The transient overexpression and functional analysis of CsANN1. (A) A schematic diagram of the infiltration of C. saxicola leaves with either CsANN-pCAMBIA1301 or EV; EV: the empty pCAMBIA1301 plasmid vector, serving as a negative control. (B) Expression profiles of CsANN1 and other genes in C. saxicola leaves infiltrated with either CsANN1-pCAMBIA1301 or EV. (C) Changes in BIA concentrations in C. saxicola leaves infiltrated with CsANN1-pCAMBIA1301 or EV. (D) Statistical analysis of BIA levels in C. saxicola leaves infiltrated with either CsANN1-pCAMBIA1301 or EV. Note: *: p < 0.05; **: p < 0.01; ***: p < 0.001; ns: p ≥ 0.05.

Figure 10

Yeast two hybrid assays and protein interaction networks of the CsANNs. (A): Transactivation assay.

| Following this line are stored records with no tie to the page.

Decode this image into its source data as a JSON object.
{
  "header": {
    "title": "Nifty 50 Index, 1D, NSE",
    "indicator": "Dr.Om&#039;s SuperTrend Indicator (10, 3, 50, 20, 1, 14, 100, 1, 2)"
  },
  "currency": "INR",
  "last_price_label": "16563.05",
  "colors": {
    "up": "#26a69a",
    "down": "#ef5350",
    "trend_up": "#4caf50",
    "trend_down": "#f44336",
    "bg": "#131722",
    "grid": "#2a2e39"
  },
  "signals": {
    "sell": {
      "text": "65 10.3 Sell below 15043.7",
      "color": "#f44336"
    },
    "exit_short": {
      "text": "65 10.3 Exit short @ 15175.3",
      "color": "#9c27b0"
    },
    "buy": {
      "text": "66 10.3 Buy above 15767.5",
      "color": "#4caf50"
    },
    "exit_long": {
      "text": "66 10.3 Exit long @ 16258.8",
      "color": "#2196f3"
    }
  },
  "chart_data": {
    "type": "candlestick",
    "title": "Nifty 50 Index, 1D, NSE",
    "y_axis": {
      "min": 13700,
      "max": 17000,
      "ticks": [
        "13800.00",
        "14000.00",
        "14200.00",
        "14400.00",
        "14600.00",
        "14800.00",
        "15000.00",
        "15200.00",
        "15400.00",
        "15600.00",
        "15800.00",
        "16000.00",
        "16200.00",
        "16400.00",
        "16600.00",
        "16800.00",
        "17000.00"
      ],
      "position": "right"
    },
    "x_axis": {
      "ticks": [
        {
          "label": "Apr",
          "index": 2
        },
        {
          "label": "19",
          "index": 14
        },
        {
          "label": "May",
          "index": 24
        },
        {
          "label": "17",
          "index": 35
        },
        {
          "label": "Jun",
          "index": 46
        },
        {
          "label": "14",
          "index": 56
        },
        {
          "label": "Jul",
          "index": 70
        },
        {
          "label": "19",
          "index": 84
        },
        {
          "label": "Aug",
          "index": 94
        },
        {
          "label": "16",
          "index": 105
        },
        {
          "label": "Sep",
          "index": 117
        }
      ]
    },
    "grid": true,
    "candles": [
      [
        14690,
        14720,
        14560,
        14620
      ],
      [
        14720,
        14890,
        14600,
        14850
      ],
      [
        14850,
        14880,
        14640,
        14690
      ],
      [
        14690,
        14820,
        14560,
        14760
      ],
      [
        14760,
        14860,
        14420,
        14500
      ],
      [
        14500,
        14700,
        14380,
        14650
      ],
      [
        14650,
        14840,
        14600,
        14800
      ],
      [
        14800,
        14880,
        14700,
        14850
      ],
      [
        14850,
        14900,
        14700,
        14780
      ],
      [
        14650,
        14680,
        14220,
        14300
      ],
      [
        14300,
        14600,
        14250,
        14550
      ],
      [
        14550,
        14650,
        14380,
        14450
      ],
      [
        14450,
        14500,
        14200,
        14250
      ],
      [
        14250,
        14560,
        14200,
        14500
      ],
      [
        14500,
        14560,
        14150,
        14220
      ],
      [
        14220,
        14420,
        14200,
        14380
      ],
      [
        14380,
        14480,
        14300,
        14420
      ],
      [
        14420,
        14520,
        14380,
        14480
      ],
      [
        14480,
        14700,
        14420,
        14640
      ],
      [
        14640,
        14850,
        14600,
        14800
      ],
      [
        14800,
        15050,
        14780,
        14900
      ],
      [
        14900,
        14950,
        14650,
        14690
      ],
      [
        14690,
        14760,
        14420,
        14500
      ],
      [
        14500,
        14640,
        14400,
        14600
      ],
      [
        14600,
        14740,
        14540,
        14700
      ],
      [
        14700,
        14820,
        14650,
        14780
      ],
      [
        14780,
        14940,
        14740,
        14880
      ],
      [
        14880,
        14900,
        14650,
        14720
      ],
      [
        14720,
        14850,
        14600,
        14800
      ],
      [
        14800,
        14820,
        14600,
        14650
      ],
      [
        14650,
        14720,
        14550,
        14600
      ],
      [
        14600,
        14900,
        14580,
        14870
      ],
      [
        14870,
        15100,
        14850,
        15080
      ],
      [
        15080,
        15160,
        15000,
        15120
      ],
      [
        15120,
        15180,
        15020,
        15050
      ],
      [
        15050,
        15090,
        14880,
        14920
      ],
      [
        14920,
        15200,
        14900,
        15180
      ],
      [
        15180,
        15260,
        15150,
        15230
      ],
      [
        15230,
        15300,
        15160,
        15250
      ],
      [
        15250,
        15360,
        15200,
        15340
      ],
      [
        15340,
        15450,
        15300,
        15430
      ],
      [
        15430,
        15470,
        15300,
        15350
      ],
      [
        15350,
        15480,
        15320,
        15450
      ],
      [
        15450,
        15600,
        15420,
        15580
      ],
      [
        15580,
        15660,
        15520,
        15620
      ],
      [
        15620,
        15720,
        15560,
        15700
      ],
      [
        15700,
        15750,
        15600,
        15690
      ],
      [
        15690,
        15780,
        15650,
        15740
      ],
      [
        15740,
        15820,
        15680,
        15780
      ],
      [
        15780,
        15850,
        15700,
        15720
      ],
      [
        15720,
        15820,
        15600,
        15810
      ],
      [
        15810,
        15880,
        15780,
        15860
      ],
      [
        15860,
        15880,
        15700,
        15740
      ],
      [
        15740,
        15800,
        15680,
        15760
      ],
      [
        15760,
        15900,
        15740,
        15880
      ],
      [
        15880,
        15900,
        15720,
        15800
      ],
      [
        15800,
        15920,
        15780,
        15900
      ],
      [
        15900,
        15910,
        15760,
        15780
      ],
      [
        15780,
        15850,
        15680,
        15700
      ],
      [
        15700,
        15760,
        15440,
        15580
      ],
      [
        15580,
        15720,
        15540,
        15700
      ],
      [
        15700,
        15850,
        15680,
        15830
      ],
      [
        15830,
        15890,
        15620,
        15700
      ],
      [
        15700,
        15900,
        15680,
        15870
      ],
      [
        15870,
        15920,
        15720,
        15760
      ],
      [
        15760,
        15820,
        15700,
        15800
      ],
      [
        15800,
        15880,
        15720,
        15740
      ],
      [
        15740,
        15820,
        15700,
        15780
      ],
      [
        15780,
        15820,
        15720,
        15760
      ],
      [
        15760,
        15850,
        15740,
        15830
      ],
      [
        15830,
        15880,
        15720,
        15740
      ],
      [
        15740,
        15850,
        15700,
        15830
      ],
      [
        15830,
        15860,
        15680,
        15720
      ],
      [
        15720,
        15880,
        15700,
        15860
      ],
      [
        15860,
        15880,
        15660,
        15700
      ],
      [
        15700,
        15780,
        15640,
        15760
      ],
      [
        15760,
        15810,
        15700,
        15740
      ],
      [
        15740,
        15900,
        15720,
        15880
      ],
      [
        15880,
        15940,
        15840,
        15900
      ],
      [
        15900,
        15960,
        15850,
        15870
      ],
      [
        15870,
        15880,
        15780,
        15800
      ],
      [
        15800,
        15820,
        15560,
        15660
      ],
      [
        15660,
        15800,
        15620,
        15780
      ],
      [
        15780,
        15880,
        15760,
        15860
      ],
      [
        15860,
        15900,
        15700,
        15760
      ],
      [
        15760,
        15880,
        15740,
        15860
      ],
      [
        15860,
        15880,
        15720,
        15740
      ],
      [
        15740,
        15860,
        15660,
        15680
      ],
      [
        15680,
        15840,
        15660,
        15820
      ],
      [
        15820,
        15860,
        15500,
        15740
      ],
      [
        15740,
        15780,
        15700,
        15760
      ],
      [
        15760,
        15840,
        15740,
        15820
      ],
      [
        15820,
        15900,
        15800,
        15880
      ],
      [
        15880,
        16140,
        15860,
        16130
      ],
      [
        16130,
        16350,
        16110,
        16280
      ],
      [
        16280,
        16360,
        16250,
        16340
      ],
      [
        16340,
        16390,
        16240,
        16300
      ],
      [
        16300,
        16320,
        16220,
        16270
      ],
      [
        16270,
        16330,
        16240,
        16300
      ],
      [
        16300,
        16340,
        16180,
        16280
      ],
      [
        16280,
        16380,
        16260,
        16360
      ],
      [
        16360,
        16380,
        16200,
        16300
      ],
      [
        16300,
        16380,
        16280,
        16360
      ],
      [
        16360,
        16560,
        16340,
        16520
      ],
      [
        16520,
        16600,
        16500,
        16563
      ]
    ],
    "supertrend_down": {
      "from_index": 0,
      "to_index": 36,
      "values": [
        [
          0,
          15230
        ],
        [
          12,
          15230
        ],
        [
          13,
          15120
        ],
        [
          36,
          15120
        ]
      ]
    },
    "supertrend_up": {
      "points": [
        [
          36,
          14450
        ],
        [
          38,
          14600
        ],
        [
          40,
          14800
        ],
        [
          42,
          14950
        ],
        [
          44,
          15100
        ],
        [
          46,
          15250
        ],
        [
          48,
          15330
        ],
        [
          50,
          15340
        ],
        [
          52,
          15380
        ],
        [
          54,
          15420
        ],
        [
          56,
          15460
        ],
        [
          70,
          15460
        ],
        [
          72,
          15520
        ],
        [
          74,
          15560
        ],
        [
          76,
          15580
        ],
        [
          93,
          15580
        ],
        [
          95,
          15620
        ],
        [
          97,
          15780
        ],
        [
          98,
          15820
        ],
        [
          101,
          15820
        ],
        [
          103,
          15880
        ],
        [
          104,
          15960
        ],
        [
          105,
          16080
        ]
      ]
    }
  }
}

SD/-Trp: SD medium without Trp; SD/-Trp/+X/+A: SD medium without Trp supplemented with X-α-gal at a concentration of 40 ng/mL; AbA at a concentration of 100 ng/mL. (B): Yeast two hybrid assay. DDO: SD medium without Trp and Leu; TDO: SD medium without Trp, Leu, and His; QDO: SD medium without Trp, Leu, His and Ade. (C): The protein interaction networks of the CsANNs.